Sir Alex Ferguson has encouraged coaches to learn their trade and use imagination during a special appearance at the tenth UEFA Coach Education Workshop.
The two-time UEFA Champions League winner spoke to coaches, coach educators and technical directors from UEFA's 54 member associations on the last day of the event in Budapest, which aimed to raise the bar for coaching across Europe, telling them that coaches should face the toughest situations in order to attain the highest standards.
"I think the more difficult you make the challenge of being a top coach, well that's a challenge that any coach should take because if you're successful that way then you'll be successful anyway," Sir Alex told delegates. "Sometimes it's about inspiring to make players better than they are and the best that they could have been. On the football field, it's generally a player with character who wins the match."
Ferguson decided to set out on the pathway to being an elite coach at the age of 23 and while noting the change in many areas of coach education in almost half a century since, he told a session chaired by UEFA's chief technical officer Ioan Lupescu that many factors remained the same in the composition of a successful coach.
"Back then, I thought I had plenty of time but when I got involved, it became competitive for me," added Sir Alex, who retired from managing Manchester United FC in May after over 26 years in charge. "I made sure I got my coaching badges and to listen and observe how the well-established coaches went about their jobs. Getting the knowledge of running a training session was important and I got one of the best pieces of advice: use your imagination when looking at how to add to a player's profile. Try to think what would inspire players."
Among the key themes of the workshop were communication and dealing with back-room staff, both topics that Sir Alex discussed during the question and answer session on Thursday.
"Three things are very important when you are working with them: work ethic, loyalty, philosophy. You all have to be singing the same tune, no matter how bad the tune is. It's important that your people agree with you and the way that we at [Manchester] United wanted to play, that was very important.
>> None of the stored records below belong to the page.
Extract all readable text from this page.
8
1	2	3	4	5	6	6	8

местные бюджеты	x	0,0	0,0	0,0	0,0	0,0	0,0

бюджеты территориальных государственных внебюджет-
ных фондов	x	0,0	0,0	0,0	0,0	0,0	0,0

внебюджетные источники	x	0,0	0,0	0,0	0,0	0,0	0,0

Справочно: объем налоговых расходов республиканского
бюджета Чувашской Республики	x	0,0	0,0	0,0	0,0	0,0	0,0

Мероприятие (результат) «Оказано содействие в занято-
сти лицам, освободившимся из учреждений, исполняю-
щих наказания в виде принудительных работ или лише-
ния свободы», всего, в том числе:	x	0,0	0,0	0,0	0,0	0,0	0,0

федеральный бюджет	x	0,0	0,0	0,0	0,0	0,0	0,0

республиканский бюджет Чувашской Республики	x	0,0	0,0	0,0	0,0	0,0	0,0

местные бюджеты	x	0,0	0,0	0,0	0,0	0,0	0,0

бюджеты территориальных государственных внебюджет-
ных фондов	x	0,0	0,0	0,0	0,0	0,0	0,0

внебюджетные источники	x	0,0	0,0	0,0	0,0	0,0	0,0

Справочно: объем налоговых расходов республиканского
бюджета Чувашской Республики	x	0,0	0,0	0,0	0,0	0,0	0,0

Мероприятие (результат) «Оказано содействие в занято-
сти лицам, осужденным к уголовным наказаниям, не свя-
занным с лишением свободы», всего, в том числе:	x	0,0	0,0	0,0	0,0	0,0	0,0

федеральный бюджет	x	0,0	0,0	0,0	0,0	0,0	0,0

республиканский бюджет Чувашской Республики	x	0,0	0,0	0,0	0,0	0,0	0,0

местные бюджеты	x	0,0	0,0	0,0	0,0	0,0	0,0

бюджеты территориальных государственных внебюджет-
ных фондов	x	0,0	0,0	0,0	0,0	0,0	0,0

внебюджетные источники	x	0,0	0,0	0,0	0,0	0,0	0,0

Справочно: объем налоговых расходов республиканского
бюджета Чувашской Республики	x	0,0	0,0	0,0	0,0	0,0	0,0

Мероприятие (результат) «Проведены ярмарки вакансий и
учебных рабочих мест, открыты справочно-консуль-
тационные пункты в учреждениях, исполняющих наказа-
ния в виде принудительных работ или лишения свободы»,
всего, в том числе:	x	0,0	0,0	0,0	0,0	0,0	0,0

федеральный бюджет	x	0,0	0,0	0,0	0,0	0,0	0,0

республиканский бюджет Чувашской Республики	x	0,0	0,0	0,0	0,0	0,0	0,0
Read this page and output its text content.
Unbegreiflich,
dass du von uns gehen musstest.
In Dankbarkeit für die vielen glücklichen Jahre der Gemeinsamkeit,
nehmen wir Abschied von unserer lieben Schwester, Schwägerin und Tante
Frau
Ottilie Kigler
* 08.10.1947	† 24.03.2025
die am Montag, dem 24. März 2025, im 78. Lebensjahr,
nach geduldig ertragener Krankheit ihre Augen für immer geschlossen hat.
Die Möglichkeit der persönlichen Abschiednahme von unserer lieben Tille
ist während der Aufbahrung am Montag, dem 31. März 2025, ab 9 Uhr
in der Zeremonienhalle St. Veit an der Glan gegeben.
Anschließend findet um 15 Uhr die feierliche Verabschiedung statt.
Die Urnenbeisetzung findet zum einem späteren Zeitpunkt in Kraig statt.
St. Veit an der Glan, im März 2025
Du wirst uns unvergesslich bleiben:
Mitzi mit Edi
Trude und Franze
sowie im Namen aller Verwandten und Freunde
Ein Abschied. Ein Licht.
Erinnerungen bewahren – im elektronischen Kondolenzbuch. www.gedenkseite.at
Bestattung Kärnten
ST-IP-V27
My attitude to a game of football: never give in. At half-time in a game of football, if you're behind, never give in.
"The human beings I've dealt with are far more fragile than the human beings of 30 years ago. And I say that in a good sense because they're coming from better conditions. I couldn't lose my temper the way I did back then with people nowadays! Also, what has become very dominant in the English game is the culture of players from different countries – at United I think there are people from 20 different nationalities and that's a challenge because people from different cultures have to be addressed and you have to make sure they are comfortable in their environment because it's a results industry and you need to get the best out of them."
The focus had been on communication during the morning sessions as well, with neurological expert Werner Mickler presenting information on improving interaction both to and from the coach. "In coaching, self-developed solutions are more effective," he told delegates. "In that way, solutions are better recognised and understood. It means that the most important thing [for a coach] is often not finding the answers but how you set the questions to enable the players to figure things out for themselves."
Effective communication was also the subject of a practical session held at the Hungarian Football Federation (MLSZ) technical centre. Dany Ryser, former U17 world champion coach, led the practical session and interacted with Werner Mickler. This came on the final day of a gathering which, for the first time, merged the theoretical and practical aspects of coach education which had previously been dealt with at separate events.